9.3.2023 - Tag des «warmherzigen» Luzerner Ständerats Damian Müller

Dass ausgerechnet in den Räumlichkeiten der Ständeräte*innen die Heizung wieder auf 22 Grad hochgeschraubt wird, stimmt jetzt doch etwas nachdenklich. Laut hartnäckigen Gerüchten aus dem Hohen Haus von und zu Bern soll der warmherzige Luzerner Ständerat Damian Müller derart viel Wärme ausstrahlen, dass einige dieser Hohen Damen und Herren darüber nachdachten, die Heizungen gar auf Null zu stellen.

Vermutlich, aber wir wollen den Wärme-Experten des Bundeshauses nicht vorgreifen, stammt die ausgestrahlte Wärme von Damian Müller gar nicht aus seinem warmherzigen Herzen, sondern basiert lediglich auf einer Abstrahlung seiner Solarium-gebräunten Haut, die allerdings als Wärmequelle nur kurzfristig wirkt. Das weiss eigentlich jeder Physiker*in seit Einsteins Relativitätstheorie.

Womit die vor den National- und Ständeratswahlen 2019 von Damian Müller in jeder, aber wirklich jeder Zeitung geäusserte Beteuerung «ich bin nicht warmherzig» vermutlich doch den Tatsachen entspricht. Das erklärt denn auch, weshalb sich der bald 40-jährige Staatsmann keine Ehefrau leisten kann. Er ist nicht warmherzig sondern barmherzig. Einen wie ihn hat nun wirklich keine Frau verdient. Die Zeiten von Rex Gildo sind schliesslich vorbei. Hossa!

Liebe Gerüchteköche aus dem Bundeshaus, Ihr könnt Eure Schöpflöffel einpacken. Unser aller Damian ist nicht «warmherzig» sondern «barmherzig». Das bewies er vor allem mit seinem Einsatz gegen den «Vaterschaftsurlaub», der seinen Aussagen zufolge den Unternehmen nur Kosten verursacht. Wo Müller recht hat hat er recht. Väter sollen gefälligst arbeiten und nicht Kinder am Laufmeter produzieren und dann auch noch für ihre Lüsternheit belohnt werden. Das ist gelebte bürgerliche Barmherzigkeit.
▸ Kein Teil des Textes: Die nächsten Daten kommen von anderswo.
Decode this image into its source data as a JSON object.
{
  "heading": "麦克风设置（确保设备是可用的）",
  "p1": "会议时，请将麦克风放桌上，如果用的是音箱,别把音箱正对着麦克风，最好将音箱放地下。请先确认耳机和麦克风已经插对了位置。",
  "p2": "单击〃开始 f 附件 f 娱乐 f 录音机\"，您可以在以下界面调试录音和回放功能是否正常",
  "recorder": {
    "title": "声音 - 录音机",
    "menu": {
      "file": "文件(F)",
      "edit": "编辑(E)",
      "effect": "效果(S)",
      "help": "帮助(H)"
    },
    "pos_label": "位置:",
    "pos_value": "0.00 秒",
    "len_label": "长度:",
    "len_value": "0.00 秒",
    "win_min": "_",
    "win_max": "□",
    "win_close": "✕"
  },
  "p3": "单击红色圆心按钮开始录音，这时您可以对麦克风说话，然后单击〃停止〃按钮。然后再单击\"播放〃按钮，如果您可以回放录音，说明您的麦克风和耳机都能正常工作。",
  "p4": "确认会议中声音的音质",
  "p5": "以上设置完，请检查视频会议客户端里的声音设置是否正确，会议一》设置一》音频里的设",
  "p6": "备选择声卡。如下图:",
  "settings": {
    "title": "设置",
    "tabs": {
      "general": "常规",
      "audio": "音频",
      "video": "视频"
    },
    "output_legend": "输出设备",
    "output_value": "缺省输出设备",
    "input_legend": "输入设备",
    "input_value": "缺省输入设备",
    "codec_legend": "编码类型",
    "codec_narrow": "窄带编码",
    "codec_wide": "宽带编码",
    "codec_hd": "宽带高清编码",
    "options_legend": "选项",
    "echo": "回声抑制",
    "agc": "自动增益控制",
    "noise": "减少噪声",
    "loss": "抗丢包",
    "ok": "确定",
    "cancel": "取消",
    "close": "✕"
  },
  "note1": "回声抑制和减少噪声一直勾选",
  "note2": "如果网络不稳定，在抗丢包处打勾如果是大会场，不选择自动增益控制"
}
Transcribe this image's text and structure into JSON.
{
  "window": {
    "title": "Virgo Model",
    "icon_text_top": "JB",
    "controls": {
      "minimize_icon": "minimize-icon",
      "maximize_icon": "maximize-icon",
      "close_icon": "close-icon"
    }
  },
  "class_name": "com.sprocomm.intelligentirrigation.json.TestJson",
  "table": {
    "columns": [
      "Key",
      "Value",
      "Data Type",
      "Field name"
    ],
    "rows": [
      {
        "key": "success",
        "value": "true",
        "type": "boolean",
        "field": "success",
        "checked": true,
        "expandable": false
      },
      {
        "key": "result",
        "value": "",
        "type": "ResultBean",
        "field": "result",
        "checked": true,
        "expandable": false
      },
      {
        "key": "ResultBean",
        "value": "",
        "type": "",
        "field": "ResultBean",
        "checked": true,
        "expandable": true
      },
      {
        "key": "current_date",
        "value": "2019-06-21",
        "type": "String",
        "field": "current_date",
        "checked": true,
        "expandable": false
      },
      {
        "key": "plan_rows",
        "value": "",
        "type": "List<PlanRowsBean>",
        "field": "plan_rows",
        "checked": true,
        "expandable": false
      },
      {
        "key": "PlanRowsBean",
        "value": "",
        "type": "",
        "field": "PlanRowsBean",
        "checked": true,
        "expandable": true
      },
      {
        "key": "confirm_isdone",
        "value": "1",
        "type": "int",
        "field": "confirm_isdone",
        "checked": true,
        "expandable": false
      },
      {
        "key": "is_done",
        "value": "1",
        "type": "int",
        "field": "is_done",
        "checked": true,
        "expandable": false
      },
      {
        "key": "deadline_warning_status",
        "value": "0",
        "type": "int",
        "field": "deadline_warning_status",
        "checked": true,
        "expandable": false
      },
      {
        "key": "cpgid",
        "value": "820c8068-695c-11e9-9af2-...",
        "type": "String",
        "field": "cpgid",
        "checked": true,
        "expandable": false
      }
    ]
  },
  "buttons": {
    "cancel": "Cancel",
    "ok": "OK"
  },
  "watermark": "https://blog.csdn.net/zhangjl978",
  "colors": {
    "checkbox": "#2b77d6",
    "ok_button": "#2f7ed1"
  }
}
Last but not least sollten alle Warmherzigen nie vergessen, dass es Ständerat Damian Müller war, der sich in seiner unerschöpflichen Barmherzigkeit unermüdlich und mit aller Vehemenz für die «Ehe für alle» in selbstloser Aufopferung beinahe Tag und Nacht eingesetzt hat. Unvergessen seine Kampagne «Love is liberal», also FDP. Wofür ihn Pink Cross gar mit einer Ehrenmitgliedschaft auszeichnen wolle, was allerdings auch wieder aus der Pfanne der Gerüchteköche aus dem Bundeshaus stammt.

Und was von Gerüchteköchen aus dem Bundeshaus zu halten ist, wissen Sie jetzt spätestens seit heute. Nichts und Alles.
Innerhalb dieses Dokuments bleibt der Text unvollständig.